Алла вскинула голову. Слепящая синева накрывала пространство ровным полотном без изъяна: ни складочки, ни зацепочки, ни замина. В эту неведомо кем натянутую синь упирались вечнозелёными начёсами сосны-гиганты. Берёзы и рябины не могли достать так высоко, но усиленно тянулись крючковатыми пальцами, хвастаясь изумрудами молодых листочков в огранке из недавно лопнувших почек.
Весеннее ликование отозвалось у Аллы радостным порывом, но скоро природа вновь стала для неё лишь бездушной декорацией.
Побрели по безлюдному парку дальше.
– Мам, почему всё так несправедливо в этом мире? Другие пьют, курят, болеют, но… живут. А папа – он же почти идеальным был, и так рано…
Алла не смогла договорить. Когда произносила вслух слово «умер», испытывала ощущение, что её защёлкивает стальной капкан, и всё тело пронзает нестерпимая боль.

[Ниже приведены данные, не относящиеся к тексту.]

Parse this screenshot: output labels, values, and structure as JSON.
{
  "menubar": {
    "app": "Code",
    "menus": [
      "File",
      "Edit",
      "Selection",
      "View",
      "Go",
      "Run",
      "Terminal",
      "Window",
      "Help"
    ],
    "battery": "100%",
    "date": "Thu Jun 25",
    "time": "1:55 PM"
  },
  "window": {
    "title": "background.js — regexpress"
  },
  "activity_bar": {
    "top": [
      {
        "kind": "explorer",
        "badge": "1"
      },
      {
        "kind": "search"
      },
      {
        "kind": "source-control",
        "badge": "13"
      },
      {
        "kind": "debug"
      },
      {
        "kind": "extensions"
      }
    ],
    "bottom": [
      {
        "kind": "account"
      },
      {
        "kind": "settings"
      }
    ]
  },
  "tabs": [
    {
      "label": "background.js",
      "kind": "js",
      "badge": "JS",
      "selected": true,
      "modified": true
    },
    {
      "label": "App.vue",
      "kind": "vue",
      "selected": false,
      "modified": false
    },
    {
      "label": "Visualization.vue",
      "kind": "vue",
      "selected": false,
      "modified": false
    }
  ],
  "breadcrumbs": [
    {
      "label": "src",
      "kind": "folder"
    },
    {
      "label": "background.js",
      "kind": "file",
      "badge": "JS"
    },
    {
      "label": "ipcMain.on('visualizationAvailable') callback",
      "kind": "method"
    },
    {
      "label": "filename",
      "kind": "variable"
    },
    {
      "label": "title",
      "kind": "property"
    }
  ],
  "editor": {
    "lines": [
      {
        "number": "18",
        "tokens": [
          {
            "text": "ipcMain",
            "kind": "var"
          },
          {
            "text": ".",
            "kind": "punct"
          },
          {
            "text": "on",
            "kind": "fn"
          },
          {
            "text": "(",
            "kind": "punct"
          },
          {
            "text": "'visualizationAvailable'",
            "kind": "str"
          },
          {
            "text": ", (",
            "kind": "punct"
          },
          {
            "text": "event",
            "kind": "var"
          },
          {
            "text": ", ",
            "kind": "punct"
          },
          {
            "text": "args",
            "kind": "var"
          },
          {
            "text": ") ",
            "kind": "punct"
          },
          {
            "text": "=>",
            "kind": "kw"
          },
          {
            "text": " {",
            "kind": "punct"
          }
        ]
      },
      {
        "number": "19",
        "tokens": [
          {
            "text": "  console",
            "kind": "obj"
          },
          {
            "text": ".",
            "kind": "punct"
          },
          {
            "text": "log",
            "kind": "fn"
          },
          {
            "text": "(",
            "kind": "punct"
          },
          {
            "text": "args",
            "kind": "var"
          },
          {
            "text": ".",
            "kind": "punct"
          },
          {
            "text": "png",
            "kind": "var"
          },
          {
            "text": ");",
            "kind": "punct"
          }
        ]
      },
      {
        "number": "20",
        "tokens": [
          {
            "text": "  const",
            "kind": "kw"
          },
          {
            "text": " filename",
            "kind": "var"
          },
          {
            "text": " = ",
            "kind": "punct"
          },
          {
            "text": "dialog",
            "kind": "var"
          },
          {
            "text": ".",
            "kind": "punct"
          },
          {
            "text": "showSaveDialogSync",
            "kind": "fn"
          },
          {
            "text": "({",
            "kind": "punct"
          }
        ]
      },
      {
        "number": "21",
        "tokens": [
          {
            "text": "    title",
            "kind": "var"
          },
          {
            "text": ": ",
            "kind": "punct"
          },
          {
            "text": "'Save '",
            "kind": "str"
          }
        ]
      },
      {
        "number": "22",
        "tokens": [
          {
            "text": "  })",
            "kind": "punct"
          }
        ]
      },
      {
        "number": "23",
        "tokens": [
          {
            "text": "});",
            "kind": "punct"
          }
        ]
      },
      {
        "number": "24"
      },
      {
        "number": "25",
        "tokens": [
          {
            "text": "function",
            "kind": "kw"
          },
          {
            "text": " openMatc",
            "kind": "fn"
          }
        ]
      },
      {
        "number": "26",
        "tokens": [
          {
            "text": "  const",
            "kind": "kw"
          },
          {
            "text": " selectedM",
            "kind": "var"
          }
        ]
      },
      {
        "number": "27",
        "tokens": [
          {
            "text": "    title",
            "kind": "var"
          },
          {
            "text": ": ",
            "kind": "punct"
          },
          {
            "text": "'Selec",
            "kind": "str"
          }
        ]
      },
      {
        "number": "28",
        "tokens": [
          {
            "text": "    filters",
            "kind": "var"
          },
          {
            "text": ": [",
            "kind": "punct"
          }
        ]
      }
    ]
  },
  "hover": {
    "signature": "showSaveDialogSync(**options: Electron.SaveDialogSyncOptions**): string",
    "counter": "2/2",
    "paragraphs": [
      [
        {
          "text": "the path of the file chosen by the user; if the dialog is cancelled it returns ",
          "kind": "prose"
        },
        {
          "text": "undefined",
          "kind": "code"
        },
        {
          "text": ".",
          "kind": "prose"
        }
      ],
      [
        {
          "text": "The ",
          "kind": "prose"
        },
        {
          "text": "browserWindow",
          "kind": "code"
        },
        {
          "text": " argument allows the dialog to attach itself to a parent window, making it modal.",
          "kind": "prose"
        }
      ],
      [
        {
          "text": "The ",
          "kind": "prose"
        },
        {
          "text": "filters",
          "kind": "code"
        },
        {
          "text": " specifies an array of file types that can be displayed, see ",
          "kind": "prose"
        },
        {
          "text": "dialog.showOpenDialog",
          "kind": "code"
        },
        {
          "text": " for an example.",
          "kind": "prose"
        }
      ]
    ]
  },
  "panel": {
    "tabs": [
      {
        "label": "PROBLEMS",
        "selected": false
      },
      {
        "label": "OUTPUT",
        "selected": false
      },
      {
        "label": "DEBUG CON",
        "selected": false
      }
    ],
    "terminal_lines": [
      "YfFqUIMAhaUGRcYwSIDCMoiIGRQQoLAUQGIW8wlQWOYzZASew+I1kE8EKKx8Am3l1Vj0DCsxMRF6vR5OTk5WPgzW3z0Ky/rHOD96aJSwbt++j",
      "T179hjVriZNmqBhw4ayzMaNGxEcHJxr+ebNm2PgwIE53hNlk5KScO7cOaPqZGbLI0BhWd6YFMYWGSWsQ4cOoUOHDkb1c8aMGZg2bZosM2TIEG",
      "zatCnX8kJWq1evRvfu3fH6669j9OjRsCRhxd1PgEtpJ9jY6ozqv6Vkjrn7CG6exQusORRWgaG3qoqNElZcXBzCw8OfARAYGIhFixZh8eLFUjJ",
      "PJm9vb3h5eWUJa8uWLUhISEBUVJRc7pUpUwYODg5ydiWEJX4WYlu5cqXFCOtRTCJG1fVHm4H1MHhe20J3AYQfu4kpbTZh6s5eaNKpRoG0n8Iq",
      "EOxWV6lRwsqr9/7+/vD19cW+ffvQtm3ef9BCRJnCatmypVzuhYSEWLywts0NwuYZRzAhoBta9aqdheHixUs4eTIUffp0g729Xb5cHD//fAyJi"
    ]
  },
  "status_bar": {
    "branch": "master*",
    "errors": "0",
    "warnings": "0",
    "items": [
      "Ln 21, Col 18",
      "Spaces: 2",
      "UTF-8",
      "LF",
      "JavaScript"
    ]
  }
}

– Папа – удивительный человек. Мы его любим. Мне тоже очень тяжело. Пройдёт ли эта боль? Не знаю. В одном я уверена: если Бог так решил, значит, по-другому нельзя. А для чего это надо – поймём позже.
Алла остановилась в удивлении.
– Как это? Позже, это когда?
– Конечно, откуда тебе знать? – мама грустно улыбнулась. – Вам же говорят, что Бога нет, а значит, человек умер – и всё. Скажу по секрету: душа остаётся жить, она просто покидает тело и улетает в вечность.
Алла задумалась.
– Историк с издёвкой велел нам передать набожным бабушкам, что космонавты вокруг Земли летали, но никакого Бога там не видели.
– Идеология, доченька. Сами-то партийные руководители втихаря крестятся, детей крестят и даже службы в церквях стоят. Только ездят в глухие деревни, чтобы их не уличили.
Очередное открытие породило в голове Аллы множество вопросов. «Значит, они сами не верят в то, что говорят? Тогда, может, и социализм – враньё? Где же достижения, о которых в газетах пишут и по телику показывают?..»
Алла помотала головой, будто отгоняя мысли.
– Мам, ты обещала о моём крещении договориться.
– Помню. Сразу после того, как мы с тобой посекретничали, попросила коллегу узнать, что да как. Она наведёт справки. Думаю, скоро уже.
Алла облегчённо вздохнула.
«Так, значит, папа жив! – снова и снова думала она. – И я не удаляюсь, а наоборот, с каждым днём приближаюсь к нему!»
Мысли растекались живой водой, заполняя даже самые потаённые уголки сознания. Цепь с чугунной гирей, болтающейся на шее, с тех пор как папы не стало, вмиг оборвалась. Алла мысленно перешагнула через «груду металлолома», оставив ржаветь там – на дороге. Выпрямилась, подхватила маму под руку и твёрдо зашагала вперёд возрождённая, вновь устремлённая в жизнь, полную вдохновения и радости…
Из подъезда выскочил взъерошенный Игорь. Нервно потрясая свёрнутой в трубочку газетой, одноклассник едва не сшиб Аллу с ног.
– Здрасть, Катерина Михална! Алк, привет! Я к тебе поднялся, а дома никого. Хорошо, что всё-таки встретил! – выпалил, переводя дыхание.